Maine lobster industry told to brand its product to increase prices

Robert F. Bukaty | BDN
Robert F. Bukaty | BDN
A lobster tries to crawl out of a crowded crate in a dealer's shack on Widgery Wharf in Portland.

ROCKLAND, Maine — The Maine wild blueberry industry has successfully marketed its product over the past decade and the Maine lobster industry may need to do the same thing if it wants to see the price for the state’s most valuable seafood increase.

About 50 lobstermen turned out Thursday evening at Oceanside High School to hear a presentation called “Project Maine Lobster.” The meeting was organized by the Maine Lobster Advisory Council. An earlier meeting had been held in Yarmouth and more are planned along the coast.

“This came out of the frustration when the bottom dropped out of prices in 2008. We’re not any better off today,” Bob Baines of South Thomaston, chairman of the advisory council, said.

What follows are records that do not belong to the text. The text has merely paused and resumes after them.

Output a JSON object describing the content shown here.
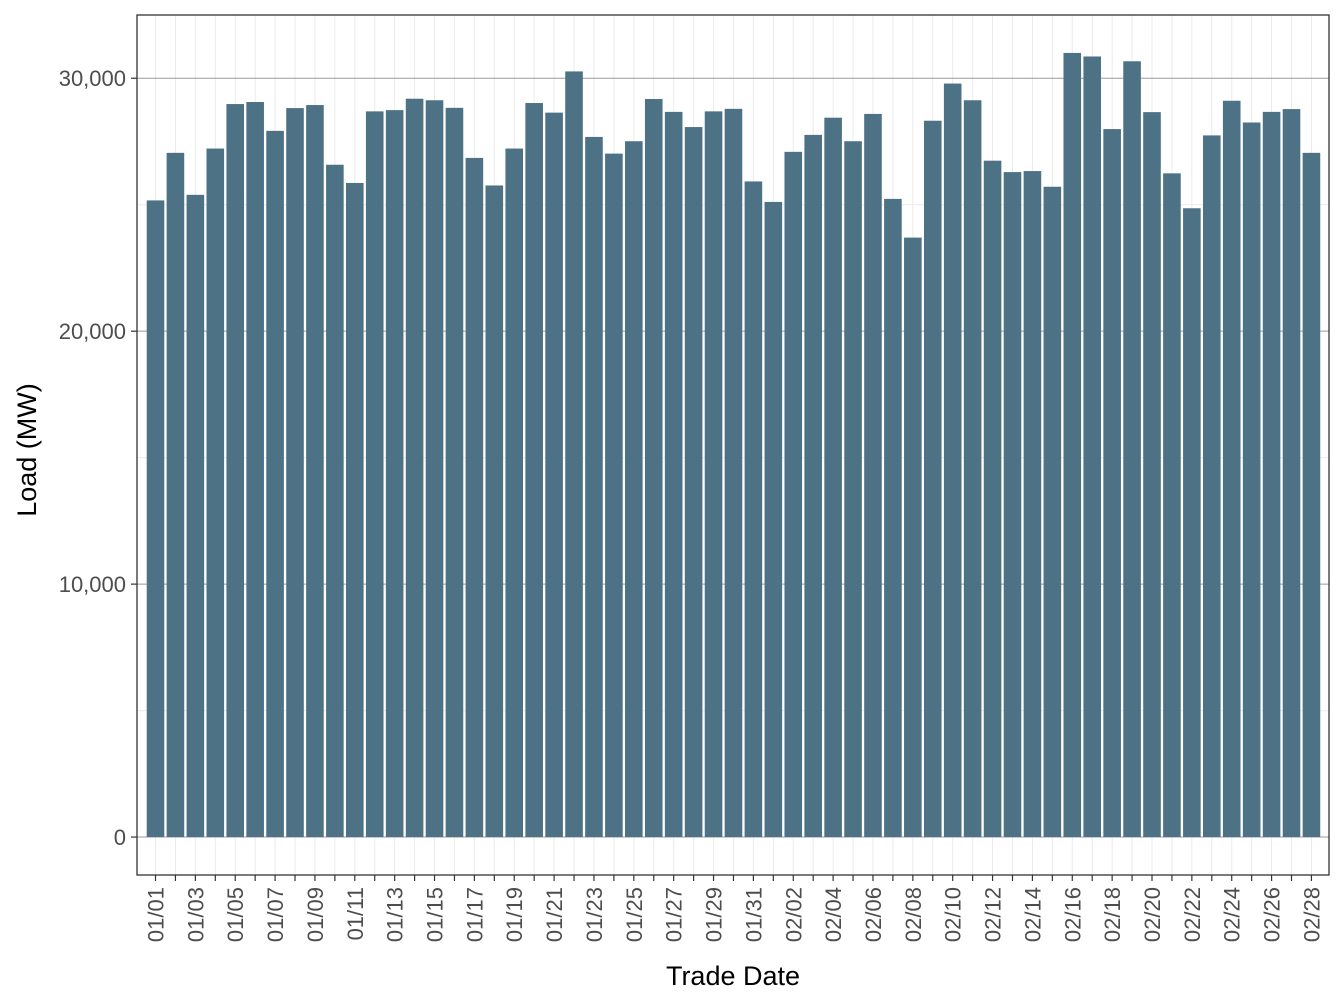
{
  "chart_data": {
    "type": "bar",
    "title": "",
    "xlabel": "Trade Date",
    "ylabel": "Load (MW)",
    "ylim": [
      -1500,
      32500
    ],
    "yticks": [
      0,
      10000,
      20000,
      30000
    ],
    "ytick_labels": [
      "0",
      "10,000",
      "20,000",
      "30,000"
    ],
    "grid": true,
    "legend": "none",
    "bar_color": "#4e7285",
    "categories": [
      "01/01",
      "01/02",
      "01/03",
      "01/04",
      "01/05",
      "01/06",
      "01/07",
      "01/08",
      "01/09",
      "01/10",
      "01/11",
      "01/12",
      "01/13",
      "01/14",
      "01/15",
      "01/16",
      "01/17",
      "01/18",
      "01/19",
      "01/20",
      "01/21",
      "01/22",
      "01/23",
      "01/24",
      "01/25",
      "01/26",
      "01/27",
      "01/28",
      "01/29",
      "01/30",
      "01/31",
      "02/01",
      "02/02",
      "02/03",
      "02/04",
      "02/05",
      "02/06",
      "02/07",
      "02/08",
      "02/09",
      "02/10",
      "02/11",
      "02/12",
      "02/13",
      "02/14",
      "02/15",
      "02/16",
      "02/17",
      "02/18",
      "02/19",
      "02/20",
      "02/21",
      "02/22",
      "02/23",
      "02/24",
      "02/25",
      "02/26",
      "02/27",
      "02/28"
    ],
    "tick_labels_shown": [
      "01/01",
      "01/03",
      "01/05",
      "01/07",
      "01/09",
      "01/11",
      "01/13",
      "01/15",
      "01/17",
      "01/19",
      "01/21",
      "01/23",
      "01/25",
      "01/27",
      "01/29",
      "01/31",
      "02/02",
      "02/04",
      "02/06",
      "02/08",
      "02/10",
      "02/12",
      "02/14",
      "02/16",
      "02/18",
      "02/20",
      "02/22",
      "02/24",
      "02/26",
      "02/28"
    ],
    "values": [
      25170,
      27050,
      25390,
      27220,
      28980,
      29060,
      27920,
      28820,
      28940,
      26580,
      25860,
      28690,
      28740,
      29190,
      29130,
      28830,
      26850,
      25760,
      27220,
      29020,
      28640,
      30270,
      27680,
      27020,
      27510,
      29180,
      28670,
      28070,
      28690,
      28790,
      25920,
      25110,
      27090,
      27760,
      28440,
      27510,
      28590,
      25230,
      23700,
      28320,
      29790,
      29130,
      26740,
      26290,
      26330,
      25710,
      31000,
      30860,
      27990,
      30670,
      28660,
      26240,
      24860,
      27740,
      29110,
      28250,
      28670,
      28780,
      27050
    ]
  }
}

Baines noted bait prices have more than doubled during the past year and fuel prices have tripled.

One way to increase prices is to increase demand and that is where marketing is being proposed.

Maine Department of Marine Resources Commissioner Patrick Keliher noted that any marketing plan will need the support of the industry before it would be introduced as legislation by the administration and sent on to the Legislature.

Gov. Paul LePage is a supporter of branding Maine products, Keliher noted.

John Sauve of the advertising and marketing company Food and Wellness Group said the right marketing can increase demand which would help push up the price of lobsters.

“It’s an iconic product for the state of Maine,” Sauve said.

He said when marketing surveys are done outside Maine, lobster is the No. 1 answer when people are asked what they identify with Maine.

“Lobster without question blows away any other answer,” he said.

Sauve pointed out that the Maine wild blueberry industry has successfully marketed it product and even though there has been a large increase in production, demand also has increased dramatically.

Lobster landings set a record last year in Maine at 104 million pounds with harvesters paid $331 million. The price per pound paid to lobstermen last year was $3.19, which is down from the record of $4.63 in 2005 and much less than the $4.39 per pound price paid in 2007, before the start of the Great Recession.

Another presentation is scheduled for 6 p.m. Monday, June 18, at the University of Maine at Machias and the final one is scheduled for 6 p.m. Tuesday, June 19, at Ellsworth High School.